105 It is axiomatic that the "strength of the evidence necessary to establish a fact or facts on the balance of probabilities may vary according to the nature of what it is sought to prove": Neat Holdings Pty Ltd v Karajan Holdings Pty Ltd (1992) 67 ALJR 170, 171 (Mason CJ, Brennan, Deane and Gaudron JJ; "Neat Holdings"); see also Briginshaw v Briginshaw (1938) 60 CLR 336, 362 (Dixon J). There are numerous authoritative statements to the effect that strict proof is required in cases where a serious matter, such as fraud, is to be found (see, eg, Neat Holdings, 171 (Mason CJ, Brennan, Deane and Gaudron JJ, applied in Communications, Electrical, Electronic, Energy, Information, Postal, Plumbing & Allied Services Union of Australia v Australian Competition and Consumer Commission (2007) 162 FCR 466, 481-482 [36]-[37] (Weinberg, Bennett and Rares JJ) and Ashby v Slipper (2014) 219 FCR 322, 344-345 [65] (Mansfield and Gilmour JJ)).
106 A finding that two individuals conspired to engage in conduct in contravention of s 340 of the FW Act is a serious one. It serves to establish the existence of conduct engaged in in contravention of a civil remedy provision under the FW Act (and, thereby, to expose the contraveners to the possible imposition of a civil penalty). Such a finding would ordinarily require convincing proof. Although there may be occasions on which it might be found by process of inference, it ought not to be made on the basis of supposition or surmise.

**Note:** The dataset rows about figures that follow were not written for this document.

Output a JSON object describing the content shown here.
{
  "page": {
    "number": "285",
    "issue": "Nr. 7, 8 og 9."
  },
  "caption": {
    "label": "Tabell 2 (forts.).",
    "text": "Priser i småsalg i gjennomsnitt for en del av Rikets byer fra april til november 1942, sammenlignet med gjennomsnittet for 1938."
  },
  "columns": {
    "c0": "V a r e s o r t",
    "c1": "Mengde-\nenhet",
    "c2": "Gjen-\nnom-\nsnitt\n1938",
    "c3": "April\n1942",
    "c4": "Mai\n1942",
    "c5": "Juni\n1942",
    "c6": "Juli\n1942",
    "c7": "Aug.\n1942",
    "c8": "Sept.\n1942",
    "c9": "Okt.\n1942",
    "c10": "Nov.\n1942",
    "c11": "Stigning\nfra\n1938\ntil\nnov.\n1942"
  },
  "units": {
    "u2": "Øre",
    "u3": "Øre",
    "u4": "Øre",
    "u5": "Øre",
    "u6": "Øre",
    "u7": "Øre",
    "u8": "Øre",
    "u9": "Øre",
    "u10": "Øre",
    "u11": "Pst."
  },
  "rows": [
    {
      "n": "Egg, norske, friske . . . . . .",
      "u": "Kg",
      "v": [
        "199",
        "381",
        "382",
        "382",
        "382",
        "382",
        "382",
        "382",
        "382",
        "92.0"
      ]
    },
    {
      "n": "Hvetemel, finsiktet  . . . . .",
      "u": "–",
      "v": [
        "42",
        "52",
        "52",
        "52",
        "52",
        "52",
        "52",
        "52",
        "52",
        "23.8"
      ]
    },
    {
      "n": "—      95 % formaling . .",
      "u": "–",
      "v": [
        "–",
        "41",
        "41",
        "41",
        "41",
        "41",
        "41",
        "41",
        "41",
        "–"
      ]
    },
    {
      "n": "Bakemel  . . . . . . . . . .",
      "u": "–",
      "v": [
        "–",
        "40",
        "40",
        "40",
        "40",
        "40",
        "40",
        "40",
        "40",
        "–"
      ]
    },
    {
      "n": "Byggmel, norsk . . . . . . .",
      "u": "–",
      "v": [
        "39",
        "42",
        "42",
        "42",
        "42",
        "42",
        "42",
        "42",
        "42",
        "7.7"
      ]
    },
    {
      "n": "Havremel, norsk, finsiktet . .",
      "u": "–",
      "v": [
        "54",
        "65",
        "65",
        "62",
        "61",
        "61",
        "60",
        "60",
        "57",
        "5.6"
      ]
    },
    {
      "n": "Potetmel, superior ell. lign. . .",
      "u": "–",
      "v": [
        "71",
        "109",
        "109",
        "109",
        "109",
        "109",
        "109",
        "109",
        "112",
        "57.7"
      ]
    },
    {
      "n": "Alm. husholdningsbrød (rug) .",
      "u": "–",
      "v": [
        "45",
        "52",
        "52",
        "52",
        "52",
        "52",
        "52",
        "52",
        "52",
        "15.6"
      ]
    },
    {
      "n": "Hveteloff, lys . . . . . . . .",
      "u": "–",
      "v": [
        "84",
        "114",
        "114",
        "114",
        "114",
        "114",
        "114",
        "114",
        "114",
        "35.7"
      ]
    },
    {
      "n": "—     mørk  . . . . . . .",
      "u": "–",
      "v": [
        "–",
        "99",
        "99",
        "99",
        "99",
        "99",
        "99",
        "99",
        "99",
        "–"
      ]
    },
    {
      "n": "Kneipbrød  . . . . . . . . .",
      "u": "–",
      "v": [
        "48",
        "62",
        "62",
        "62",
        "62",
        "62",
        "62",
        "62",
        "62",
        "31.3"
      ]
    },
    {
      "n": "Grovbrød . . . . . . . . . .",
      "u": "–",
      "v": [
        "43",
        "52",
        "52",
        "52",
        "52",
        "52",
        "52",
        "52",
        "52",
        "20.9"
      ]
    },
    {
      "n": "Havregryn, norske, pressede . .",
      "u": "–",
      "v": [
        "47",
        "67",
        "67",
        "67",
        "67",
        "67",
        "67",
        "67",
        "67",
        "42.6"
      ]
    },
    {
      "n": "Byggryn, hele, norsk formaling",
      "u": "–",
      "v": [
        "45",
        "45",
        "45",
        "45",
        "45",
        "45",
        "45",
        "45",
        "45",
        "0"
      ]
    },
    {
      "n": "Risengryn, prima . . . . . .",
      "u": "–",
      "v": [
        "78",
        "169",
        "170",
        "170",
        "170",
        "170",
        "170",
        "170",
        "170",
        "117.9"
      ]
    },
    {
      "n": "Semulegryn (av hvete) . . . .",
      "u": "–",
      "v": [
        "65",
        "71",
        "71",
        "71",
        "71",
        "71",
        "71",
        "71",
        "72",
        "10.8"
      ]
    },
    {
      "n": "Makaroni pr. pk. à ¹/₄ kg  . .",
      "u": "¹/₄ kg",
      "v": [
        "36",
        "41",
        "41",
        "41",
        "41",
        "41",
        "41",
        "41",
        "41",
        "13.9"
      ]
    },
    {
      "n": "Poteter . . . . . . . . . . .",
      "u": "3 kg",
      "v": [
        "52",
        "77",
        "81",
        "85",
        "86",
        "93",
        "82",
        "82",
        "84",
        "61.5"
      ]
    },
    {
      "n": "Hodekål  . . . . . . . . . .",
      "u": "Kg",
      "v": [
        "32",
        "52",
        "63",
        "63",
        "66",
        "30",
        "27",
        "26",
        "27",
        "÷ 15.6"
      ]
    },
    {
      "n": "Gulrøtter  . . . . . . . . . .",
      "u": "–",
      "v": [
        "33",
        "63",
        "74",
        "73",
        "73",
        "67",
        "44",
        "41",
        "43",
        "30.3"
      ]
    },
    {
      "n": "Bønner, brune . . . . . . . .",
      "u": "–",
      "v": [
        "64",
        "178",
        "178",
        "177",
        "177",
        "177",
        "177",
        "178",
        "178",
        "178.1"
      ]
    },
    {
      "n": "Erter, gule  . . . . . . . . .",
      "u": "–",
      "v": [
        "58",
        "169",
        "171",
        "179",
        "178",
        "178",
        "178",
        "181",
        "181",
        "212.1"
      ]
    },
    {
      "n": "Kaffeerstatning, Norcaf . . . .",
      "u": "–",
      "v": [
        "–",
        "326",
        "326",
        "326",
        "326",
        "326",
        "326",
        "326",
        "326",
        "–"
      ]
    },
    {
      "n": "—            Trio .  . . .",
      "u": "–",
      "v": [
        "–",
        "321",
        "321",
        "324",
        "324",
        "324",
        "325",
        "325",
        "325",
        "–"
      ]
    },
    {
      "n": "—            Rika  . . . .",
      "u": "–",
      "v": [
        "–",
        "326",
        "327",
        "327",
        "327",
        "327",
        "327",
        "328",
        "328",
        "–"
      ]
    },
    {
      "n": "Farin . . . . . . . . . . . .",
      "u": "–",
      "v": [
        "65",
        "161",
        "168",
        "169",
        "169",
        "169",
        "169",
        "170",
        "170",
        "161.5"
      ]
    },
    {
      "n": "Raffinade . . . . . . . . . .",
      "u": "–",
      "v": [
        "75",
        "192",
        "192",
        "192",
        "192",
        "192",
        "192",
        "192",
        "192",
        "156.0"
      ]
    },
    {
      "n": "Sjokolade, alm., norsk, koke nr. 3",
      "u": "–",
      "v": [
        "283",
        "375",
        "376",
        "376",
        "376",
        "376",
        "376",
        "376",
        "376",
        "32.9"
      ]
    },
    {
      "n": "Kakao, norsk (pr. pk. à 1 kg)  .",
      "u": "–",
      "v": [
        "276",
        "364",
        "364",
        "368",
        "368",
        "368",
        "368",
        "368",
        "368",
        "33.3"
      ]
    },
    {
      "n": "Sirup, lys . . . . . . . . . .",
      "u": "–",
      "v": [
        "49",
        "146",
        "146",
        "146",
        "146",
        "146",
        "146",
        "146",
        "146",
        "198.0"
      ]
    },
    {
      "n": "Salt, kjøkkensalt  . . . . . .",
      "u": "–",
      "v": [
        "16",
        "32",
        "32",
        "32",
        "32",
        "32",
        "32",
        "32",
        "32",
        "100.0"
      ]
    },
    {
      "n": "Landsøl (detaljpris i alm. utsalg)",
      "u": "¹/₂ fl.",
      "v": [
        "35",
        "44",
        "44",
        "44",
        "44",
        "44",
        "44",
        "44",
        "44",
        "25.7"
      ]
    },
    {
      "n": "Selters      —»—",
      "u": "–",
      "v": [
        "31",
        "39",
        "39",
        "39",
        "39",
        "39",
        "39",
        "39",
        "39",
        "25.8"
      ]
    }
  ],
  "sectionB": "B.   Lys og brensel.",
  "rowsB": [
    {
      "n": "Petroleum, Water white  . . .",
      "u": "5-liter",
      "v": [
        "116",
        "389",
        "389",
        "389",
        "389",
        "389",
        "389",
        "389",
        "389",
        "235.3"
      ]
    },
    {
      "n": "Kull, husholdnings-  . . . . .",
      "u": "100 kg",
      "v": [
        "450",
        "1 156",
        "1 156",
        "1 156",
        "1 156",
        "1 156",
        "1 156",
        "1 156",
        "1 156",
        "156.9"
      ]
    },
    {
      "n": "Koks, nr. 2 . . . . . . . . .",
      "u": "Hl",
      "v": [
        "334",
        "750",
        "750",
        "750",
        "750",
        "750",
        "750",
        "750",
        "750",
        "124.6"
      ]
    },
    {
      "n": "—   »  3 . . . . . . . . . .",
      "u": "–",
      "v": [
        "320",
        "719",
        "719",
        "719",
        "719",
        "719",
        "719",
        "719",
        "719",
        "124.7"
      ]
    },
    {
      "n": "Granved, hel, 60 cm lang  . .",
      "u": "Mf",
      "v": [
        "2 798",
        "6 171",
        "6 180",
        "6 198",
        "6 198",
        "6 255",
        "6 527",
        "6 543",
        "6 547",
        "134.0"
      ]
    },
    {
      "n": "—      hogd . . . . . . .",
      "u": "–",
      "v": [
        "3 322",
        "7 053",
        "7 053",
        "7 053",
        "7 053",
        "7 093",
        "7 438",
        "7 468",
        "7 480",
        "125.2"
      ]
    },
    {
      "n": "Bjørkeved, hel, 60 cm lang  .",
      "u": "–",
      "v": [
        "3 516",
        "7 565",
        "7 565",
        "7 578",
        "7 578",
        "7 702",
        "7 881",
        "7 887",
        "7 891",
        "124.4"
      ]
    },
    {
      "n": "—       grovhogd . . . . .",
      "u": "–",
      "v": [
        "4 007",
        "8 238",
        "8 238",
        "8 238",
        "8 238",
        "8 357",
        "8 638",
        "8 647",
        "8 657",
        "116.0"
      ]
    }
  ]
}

107 The rejection of Mr Heeney's evidence as to the reasons for Ms Shum's dismissal was not a sufficient evidential foundation upon which to conclude that he effected that dismissal for a prohibited reason. The latter cannot be inferred from the former (at least not merely from the former). Likewise, a "suspicion" that Mr Oates was involved in Ms Shum's dismissal (about which more is said below) fell well short of sufficing to ground her Honour's conclusion that the two men conspired in the manner that was found.
108 Those circumstances acknowledged, I would uphold ground 3 of the appeal. The conspiracy finding was the product of error, which it is proper for this court to correct on appeal.